I meet this problem too, do anyone have any suggestions?

Taylor180520 commented 12 hours ago

i had the same issue, and my problem is solved by adjusting the command. Previously, I use "graphrag.index --root ./ragtest" for indexing, and "graphrag.query --root ./ragtest --method local "explain the relationship between Jay and May." for querying.
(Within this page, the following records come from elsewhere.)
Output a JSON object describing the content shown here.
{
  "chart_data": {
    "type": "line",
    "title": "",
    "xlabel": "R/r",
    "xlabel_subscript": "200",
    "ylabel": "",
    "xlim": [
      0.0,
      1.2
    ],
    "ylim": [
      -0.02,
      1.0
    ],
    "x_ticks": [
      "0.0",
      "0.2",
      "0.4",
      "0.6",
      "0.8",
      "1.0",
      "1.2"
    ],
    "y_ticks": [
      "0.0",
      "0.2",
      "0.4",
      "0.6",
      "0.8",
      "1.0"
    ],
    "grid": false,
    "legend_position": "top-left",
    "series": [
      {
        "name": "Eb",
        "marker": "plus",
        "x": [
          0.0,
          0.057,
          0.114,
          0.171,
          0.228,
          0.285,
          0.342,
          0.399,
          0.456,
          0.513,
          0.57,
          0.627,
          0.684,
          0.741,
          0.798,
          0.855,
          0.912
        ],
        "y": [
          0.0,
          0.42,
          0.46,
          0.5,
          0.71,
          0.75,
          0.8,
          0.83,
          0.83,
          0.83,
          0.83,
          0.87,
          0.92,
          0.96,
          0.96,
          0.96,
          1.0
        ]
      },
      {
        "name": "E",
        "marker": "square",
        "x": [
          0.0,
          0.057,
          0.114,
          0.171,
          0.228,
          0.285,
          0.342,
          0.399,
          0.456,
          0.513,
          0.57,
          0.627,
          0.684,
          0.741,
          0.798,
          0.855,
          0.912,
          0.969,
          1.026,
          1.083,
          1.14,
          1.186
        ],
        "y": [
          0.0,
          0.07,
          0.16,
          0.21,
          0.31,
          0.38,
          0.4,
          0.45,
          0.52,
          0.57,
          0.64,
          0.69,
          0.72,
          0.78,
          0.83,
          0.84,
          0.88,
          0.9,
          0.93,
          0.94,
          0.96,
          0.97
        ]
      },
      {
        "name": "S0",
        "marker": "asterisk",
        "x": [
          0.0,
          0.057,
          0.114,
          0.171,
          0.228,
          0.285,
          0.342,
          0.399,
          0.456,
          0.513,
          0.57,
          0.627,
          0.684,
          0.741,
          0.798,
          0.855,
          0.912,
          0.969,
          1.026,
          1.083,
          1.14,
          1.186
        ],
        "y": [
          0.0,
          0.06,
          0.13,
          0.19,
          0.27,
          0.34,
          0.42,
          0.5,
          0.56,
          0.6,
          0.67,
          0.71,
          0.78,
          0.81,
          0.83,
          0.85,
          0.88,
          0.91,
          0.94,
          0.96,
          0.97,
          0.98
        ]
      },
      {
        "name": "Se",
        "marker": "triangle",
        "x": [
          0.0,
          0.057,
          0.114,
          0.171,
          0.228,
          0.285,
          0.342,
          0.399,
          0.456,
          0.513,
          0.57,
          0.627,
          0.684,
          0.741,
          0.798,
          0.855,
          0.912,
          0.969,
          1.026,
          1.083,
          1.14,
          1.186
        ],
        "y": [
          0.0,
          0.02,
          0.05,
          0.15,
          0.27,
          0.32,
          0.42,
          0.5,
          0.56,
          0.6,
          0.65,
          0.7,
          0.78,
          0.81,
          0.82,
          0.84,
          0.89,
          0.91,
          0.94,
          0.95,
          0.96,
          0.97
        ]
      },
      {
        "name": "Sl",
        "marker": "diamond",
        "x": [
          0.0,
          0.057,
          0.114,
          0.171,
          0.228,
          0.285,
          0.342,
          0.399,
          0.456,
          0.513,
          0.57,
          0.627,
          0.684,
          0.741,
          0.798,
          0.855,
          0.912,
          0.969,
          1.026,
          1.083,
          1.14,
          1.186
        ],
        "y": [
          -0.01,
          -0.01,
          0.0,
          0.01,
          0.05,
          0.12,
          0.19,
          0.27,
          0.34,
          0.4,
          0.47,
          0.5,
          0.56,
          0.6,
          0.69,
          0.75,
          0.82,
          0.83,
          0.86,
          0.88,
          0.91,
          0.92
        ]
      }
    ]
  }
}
Then i use "python -m graphrag.index --root ./ragtest" and "python -m graphrag.query --root ./ragtest --method local "explain the relationship between Jay and May.", it solves my problem.

To sum up, in my particular case, i didn't include "pyhton -m" in my execution command, and it turns out problematic.